What we don’t measure (yet)
- Training emissions. We report inference only. Training is a separate, larger, and harder-to-attribute footprint, and folding it into per-request numbers is misleading.
- Hardware embodied carbon. GPU manufacturing has a real footprint; we don’t yet have a defensible per-token number for it.
- Real-time grid mix. We use annual averages by region. Live carbon-aware routing is a future feature, not a current one.
- Embedding workloads. Encoder-only models have a different compute profile and our formula does not yet model them well.
We list these limits because they are part of what an honest number looks like. The sustainable-AI page repeats them next to every chart.
Constraints that fall out of this position
A few platform decisions follow from taking energy and carbon seriously:
- The site itself is on a tight transfer budget. Pages like this one ship under 100 KB total. The docs site renders server-side with no client framework. Heavy interactive widgets are not added without a reason.
- The default route is auto-mode, not “the largest model.” If a smaller model can do the job for a fraction of the energy, we’d rather it be the default.
- Providers and regions with very high grid intensity are deprioritised in routing unless explicitly pinned by the caller. See provider routing.

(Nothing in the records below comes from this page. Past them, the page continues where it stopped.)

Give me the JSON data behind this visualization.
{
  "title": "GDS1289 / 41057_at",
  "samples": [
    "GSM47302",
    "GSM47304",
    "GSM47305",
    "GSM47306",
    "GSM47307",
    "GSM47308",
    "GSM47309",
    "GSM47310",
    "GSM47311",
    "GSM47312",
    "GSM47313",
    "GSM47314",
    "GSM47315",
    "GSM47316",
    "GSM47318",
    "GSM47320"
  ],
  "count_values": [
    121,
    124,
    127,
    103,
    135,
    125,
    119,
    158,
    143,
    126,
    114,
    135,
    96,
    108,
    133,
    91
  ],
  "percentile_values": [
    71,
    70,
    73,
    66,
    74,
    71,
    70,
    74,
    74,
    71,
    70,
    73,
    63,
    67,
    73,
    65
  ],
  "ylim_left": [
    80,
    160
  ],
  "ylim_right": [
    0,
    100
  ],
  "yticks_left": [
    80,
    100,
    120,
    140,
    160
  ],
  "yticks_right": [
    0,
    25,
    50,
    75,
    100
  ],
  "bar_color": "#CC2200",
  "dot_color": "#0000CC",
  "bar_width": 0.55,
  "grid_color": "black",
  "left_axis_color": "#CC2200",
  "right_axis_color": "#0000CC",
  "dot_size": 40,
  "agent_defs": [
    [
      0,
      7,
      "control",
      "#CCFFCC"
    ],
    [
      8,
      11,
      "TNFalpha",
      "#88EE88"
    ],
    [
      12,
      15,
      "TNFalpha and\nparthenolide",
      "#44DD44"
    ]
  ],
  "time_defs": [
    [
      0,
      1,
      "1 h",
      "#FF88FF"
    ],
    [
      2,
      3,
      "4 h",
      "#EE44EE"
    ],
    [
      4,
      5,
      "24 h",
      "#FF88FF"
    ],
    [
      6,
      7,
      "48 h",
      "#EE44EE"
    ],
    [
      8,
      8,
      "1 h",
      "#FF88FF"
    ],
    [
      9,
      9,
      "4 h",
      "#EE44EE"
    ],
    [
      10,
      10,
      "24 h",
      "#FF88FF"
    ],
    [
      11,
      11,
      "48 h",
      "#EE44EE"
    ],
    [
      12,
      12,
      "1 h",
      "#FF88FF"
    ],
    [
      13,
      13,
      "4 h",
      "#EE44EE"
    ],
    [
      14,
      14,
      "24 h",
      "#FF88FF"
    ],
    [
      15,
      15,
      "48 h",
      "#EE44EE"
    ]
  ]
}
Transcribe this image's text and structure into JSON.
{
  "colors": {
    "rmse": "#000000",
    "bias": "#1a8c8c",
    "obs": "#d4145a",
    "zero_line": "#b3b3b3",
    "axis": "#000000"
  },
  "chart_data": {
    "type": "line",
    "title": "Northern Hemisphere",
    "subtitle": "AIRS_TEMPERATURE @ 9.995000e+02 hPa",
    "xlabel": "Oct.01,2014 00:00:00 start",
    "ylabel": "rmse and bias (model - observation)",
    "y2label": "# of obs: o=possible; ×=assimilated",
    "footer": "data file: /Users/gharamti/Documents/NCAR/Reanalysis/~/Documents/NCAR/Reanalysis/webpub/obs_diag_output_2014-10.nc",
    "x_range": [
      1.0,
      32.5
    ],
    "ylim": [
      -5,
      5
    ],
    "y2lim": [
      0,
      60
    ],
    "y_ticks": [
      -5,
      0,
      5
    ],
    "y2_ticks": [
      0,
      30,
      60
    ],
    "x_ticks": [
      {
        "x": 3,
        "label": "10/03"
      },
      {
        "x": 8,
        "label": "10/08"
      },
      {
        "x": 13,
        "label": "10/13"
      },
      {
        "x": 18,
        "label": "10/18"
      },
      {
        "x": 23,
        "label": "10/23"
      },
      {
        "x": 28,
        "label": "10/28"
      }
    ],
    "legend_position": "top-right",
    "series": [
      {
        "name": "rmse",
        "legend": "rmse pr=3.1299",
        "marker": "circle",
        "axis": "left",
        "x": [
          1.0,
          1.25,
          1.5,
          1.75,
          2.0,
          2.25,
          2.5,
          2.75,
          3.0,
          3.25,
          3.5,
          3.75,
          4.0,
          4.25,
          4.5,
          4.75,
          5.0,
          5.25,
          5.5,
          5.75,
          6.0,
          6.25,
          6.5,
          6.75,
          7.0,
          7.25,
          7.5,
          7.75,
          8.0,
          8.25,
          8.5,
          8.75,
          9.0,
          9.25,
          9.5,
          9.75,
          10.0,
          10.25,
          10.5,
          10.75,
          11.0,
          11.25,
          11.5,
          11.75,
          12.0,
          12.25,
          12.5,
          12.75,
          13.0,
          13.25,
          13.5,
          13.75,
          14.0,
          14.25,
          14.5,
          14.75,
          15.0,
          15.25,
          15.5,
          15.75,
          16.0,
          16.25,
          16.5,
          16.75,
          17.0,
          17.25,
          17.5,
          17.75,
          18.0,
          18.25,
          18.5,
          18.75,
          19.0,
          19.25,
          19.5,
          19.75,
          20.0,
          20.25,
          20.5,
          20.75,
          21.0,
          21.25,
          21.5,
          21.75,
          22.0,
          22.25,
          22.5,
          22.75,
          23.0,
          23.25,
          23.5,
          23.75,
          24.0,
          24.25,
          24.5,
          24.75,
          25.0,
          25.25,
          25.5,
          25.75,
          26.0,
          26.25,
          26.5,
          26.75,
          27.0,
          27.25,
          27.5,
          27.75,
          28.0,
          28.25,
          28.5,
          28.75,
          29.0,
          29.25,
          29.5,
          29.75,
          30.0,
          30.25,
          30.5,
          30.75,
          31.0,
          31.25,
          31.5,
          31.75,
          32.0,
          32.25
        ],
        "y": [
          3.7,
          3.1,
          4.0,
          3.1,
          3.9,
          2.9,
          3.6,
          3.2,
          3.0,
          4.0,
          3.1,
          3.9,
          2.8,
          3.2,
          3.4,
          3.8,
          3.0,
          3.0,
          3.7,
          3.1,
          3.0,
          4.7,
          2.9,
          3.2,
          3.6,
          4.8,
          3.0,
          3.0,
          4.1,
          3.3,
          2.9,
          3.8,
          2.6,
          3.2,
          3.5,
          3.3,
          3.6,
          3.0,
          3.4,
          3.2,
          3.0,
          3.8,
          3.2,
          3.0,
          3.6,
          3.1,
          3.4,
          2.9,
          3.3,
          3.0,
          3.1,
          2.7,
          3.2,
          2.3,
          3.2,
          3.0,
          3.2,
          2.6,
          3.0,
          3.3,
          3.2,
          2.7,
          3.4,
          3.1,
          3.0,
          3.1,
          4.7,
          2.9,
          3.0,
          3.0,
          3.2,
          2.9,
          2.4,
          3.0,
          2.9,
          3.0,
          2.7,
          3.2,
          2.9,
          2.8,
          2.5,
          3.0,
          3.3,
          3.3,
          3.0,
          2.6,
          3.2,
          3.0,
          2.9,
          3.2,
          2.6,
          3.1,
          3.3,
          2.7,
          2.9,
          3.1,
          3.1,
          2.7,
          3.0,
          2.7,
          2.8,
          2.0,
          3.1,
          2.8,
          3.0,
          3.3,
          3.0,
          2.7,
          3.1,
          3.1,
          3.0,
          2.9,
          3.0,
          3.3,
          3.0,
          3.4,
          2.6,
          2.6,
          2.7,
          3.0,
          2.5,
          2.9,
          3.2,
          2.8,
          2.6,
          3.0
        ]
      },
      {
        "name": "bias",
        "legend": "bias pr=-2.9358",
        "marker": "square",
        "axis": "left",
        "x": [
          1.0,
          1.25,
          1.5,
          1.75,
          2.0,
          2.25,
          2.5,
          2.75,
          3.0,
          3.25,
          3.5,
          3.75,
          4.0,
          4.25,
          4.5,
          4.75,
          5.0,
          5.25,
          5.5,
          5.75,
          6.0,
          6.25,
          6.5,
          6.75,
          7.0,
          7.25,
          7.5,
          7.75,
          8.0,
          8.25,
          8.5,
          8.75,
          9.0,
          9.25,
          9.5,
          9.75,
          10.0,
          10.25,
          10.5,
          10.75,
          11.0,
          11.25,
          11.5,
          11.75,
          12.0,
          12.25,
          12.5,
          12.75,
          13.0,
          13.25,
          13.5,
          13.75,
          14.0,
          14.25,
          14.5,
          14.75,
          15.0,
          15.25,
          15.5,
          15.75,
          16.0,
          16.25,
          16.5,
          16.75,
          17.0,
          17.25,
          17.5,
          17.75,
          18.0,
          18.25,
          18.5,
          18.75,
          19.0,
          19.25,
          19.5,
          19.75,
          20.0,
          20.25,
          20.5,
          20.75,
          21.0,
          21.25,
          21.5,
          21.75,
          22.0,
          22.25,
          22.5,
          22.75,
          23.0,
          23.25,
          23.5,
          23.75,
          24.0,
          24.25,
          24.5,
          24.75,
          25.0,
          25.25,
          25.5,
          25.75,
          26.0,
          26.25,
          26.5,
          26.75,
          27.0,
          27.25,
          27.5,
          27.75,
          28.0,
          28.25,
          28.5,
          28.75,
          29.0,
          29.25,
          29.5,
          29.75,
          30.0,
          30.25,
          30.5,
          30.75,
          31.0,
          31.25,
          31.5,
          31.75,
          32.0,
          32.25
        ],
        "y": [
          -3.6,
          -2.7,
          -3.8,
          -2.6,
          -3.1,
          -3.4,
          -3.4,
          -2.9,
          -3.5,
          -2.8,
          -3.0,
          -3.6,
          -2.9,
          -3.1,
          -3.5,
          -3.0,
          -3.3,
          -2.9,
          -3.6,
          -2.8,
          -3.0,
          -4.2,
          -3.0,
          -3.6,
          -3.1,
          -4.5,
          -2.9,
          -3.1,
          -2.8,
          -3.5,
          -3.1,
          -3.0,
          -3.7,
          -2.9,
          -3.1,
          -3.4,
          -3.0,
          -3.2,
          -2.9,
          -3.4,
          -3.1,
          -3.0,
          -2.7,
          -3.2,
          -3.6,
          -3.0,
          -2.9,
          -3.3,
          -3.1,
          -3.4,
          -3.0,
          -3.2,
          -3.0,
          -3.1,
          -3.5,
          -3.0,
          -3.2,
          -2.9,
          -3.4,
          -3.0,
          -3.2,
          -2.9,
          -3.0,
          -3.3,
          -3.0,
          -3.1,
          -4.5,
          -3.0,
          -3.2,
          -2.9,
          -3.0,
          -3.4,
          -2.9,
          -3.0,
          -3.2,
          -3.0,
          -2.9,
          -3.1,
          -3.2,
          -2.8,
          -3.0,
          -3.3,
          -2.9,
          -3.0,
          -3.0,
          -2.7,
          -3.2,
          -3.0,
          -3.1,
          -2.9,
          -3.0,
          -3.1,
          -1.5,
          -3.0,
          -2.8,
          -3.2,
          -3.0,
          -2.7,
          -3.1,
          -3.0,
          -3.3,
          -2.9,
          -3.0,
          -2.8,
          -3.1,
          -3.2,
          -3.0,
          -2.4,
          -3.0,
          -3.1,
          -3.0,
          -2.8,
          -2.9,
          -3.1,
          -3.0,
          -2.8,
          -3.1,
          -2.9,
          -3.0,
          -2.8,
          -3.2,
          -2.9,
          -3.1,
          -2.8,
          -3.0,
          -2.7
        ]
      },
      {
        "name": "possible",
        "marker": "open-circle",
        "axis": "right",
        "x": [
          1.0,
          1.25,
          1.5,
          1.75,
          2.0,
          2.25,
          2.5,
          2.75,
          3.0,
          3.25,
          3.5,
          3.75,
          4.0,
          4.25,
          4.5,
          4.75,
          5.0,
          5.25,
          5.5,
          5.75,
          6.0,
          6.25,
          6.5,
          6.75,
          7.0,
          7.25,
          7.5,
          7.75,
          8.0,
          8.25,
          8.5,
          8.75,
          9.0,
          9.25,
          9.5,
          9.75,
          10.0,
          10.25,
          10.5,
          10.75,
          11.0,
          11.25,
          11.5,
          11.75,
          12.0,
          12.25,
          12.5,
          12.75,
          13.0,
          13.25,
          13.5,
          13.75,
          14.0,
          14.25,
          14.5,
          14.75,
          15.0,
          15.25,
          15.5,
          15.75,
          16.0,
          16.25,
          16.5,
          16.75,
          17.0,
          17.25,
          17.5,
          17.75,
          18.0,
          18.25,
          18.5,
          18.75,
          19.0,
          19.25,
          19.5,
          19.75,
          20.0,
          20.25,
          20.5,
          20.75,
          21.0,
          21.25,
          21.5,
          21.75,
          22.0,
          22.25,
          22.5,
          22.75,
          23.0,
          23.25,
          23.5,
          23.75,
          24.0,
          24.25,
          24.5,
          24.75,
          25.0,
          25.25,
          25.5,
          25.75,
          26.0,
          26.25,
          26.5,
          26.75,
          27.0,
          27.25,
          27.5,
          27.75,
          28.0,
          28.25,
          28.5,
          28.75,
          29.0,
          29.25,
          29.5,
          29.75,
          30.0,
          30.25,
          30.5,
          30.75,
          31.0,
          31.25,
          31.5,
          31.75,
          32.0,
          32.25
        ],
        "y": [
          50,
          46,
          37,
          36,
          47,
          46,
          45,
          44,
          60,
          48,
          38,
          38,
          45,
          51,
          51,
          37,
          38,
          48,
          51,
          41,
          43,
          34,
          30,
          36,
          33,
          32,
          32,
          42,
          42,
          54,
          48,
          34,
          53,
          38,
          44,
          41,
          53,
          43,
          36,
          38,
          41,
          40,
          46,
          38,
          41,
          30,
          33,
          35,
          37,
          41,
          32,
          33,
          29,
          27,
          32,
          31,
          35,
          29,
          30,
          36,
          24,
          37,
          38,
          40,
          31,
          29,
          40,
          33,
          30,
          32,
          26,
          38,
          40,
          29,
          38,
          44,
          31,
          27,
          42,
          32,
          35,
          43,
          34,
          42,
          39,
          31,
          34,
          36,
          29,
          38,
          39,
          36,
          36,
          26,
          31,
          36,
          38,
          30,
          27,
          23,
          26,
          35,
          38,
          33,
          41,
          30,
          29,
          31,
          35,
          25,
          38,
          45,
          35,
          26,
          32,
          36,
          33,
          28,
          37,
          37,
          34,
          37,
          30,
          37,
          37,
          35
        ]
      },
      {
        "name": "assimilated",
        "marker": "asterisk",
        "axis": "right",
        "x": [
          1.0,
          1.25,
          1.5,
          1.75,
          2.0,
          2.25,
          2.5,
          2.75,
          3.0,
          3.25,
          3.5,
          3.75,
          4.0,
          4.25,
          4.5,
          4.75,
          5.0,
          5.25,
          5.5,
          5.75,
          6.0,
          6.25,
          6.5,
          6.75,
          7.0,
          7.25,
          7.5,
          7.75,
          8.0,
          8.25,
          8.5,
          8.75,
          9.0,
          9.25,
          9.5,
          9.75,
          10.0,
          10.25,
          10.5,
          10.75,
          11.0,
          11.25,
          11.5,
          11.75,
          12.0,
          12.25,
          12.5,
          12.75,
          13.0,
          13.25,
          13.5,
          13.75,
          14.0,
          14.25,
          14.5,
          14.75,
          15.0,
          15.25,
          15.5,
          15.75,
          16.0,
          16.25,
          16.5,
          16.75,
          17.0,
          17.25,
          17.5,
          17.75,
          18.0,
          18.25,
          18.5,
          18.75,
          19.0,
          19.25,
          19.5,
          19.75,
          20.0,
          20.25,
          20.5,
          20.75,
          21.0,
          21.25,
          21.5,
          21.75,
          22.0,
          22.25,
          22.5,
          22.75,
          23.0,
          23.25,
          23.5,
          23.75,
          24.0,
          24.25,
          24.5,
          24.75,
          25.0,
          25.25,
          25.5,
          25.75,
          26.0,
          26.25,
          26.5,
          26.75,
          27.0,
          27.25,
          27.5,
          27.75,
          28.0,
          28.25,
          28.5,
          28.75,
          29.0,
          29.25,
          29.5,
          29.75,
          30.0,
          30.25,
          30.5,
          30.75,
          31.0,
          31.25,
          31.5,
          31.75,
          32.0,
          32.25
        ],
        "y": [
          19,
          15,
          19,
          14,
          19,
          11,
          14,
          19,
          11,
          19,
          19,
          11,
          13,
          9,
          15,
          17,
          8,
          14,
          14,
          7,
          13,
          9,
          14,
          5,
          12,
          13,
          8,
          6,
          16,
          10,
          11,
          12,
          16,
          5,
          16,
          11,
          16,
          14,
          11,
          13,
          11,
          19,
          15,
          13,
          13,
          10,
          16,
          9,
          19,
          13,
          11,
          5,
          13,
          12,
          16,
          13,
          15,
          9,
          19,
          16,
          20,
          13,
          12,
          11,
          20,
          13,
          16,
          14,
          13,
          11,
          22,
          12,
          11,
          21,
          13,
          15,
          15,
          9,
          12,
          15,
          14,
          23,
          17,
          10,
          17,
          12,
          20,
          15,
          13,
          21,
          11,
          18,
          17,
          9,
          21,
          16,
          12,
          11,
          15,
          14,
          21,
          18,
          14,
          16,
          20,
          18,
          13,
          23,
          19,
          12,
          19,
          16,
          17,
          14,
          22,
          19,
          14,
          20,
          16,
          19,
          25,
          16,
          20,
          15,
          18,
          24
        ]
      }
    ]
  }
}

- We are slower to add features than we’d like. Every new background job, every dashboard widget, every fancy visualisation is a per-user energy cost; we add them when they earn the cost.
What this is not
A pledge that any single request is green. A claim that the estimate is exact. An assertion that running an LLM through LowRouter is meaningfully better for the planet than running it directly.
What it is: a measured number, an open formula, and a default that prefers the smaller model and the cleaner grid when other constraints allow.